Retrograde planets travel backward, reviewing the past, and doing things in ways they otherwise might not. Mercury, the fastest of all bodies save the Moon, turns backward and forward again at least times per year, emerging from the underworld and stretching upward into the predawn hours, charging boldly into the Sun then racing as far ahead as possible only to find themselves breathless, retreating once again into the Sun’s embrace. It’s a dizzying display enacted with such frequency that the general public hardly has time to forget the last one before another seems to be upon them. Perhaps this accounts for the public fascination with Mercury’s retrograde. The average person has barely had time to forget the last one before another is upon us.

A planet’s retrograde phase is something like the New Moon. It is the moment of rebirth, of emerging from the darkness of the underworld into new light. Among other things, Mercury is the psychopomp, traveling between ours and the underworld, the heavenly messenger. During these retrograde phases, they walk backward into the shadow of the Sun with whatever they’ve learned to reemerge with new meaning. It is a moment of exchange, where everything seems to turn upside down. 
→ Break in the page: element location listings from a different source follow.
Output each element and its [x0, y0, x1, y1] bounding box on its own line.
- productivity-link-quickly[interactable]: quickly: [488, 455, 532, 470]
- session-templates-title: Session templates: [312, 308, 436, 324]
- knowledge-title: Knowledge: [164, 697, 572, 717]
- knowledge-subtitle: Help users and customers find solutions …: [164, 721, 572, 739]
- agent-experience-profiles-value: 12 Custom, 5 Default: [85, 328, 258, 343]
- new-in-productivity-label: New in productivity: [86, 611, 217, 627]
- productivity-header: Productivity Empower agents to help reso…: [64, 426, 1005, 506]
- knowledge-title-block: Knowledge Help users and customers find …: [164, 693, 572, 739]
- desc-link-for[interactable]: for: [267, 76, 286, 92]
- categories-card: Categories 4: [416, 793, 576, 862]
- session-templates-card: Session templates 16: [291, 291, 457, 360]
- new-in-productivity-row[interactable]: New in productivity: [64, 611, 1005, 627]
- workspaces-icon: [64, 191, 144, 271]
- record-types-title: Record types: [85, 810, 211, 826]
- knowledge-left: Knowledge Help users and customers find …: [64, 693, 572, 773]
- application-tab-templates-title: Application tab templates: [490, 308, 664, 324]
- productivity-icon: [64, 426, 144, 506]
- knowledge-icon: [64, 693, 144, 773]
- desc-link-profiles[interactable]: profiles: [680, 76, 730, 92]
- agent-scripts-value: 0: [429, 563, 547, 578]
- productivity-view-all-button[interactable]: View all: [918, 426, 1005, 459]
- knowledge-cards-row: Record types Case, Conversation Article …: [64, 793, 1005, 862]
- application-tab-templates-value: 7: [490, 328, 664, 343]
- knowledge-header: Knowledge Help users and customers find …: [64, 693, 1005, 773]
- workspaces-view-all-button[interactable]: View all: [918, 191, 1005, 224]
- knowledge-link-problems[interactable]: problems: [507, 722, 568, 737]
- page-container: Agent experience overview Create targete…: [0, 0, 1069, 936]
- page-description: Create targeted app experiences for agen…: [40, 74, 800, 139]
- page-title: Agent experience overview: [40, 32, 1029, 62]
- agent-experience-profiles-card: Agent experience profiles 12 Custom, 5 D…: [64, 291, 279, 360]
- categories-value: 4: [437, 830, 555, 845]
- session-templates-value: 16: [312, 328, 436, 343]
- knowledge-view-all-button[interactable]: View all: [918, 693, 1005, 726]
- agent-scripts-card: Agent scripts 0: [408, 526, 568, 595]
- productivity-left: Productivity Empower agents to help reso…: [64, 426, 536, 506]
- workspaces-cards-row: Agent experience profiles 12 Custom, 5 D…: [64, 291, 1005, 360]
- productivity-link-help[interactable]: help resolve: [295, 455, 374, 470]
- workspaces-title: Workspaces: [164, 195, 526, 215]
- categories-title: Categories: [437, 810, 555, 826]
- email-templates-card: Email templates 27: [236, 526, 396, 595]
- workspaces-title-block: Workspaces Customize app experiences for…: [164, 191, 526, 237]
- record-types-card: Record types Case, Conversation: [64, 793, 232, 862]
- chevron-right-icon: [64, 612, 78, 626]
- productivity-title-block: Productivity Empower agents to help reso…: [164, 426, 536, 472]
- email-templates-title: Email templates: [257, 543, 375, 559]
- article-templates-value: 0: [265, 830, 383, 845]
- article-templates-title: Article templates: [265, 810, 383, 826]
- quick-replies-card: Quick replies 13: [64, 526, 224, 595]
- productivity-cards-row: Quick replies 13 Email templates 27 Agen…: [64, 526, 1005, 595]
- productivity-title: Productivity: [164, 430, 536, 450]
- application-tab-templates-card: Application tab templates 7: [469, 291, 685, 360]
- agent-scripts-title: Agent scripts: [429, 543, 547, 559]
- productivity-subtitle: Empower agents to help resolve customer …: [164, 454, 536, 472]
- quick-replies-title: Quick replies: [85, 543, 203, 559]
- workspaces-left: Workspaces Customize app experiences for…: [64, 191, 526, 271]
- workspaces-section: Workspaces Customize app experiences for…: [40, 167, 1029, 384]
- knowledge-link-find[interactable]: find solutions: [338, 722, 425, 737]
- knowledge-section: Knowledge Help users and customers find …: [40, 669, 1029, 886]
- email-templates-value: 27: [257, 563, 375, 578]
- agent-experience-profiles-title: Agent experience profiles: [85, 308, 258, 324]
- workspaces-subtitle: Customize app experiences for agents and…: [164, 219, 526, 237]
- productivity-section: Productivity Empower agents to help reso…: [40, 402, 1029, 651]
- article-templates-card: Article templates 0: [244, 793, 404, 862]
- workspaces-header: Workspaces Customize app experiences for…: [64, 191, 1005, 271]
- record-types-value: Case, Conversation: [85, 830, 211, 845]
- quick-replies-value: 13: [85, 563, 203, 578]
It’s not that my passion for astrology has faded. At least I don’t think so. I’m still excited by what I read, still thinking about planets and meanings for most of my days. But I don’t have much to say. This retrograde is passing right over my natal Mercury, and these days feel the same as those days in college after the peak of anxiety when I no longer wanted to speak. This year is a pressure cooker, my anxiety heightened most every day. And when something charges forward or upward, it must eventually come back down. This is for me, the coming back down. Maybe it is for someone else too.

Sometimes a fading of passion is a sign to move on. Sometimes, it’s a chance to untangle the sticky, knotted parts of your being. Sometimes it’s an amplification of doubts and fears that can kill just about any fire. And sometimes it’s something else. I don’t have advice on how to get your passion back, because I don’t know where it went in the first place, or what took its place. I don’t have advice because I know that sometimes, the symbols stop speaking. I haven’t figured out how to make them speak again, but I hope they will someday. And for now, I’ll keep listening.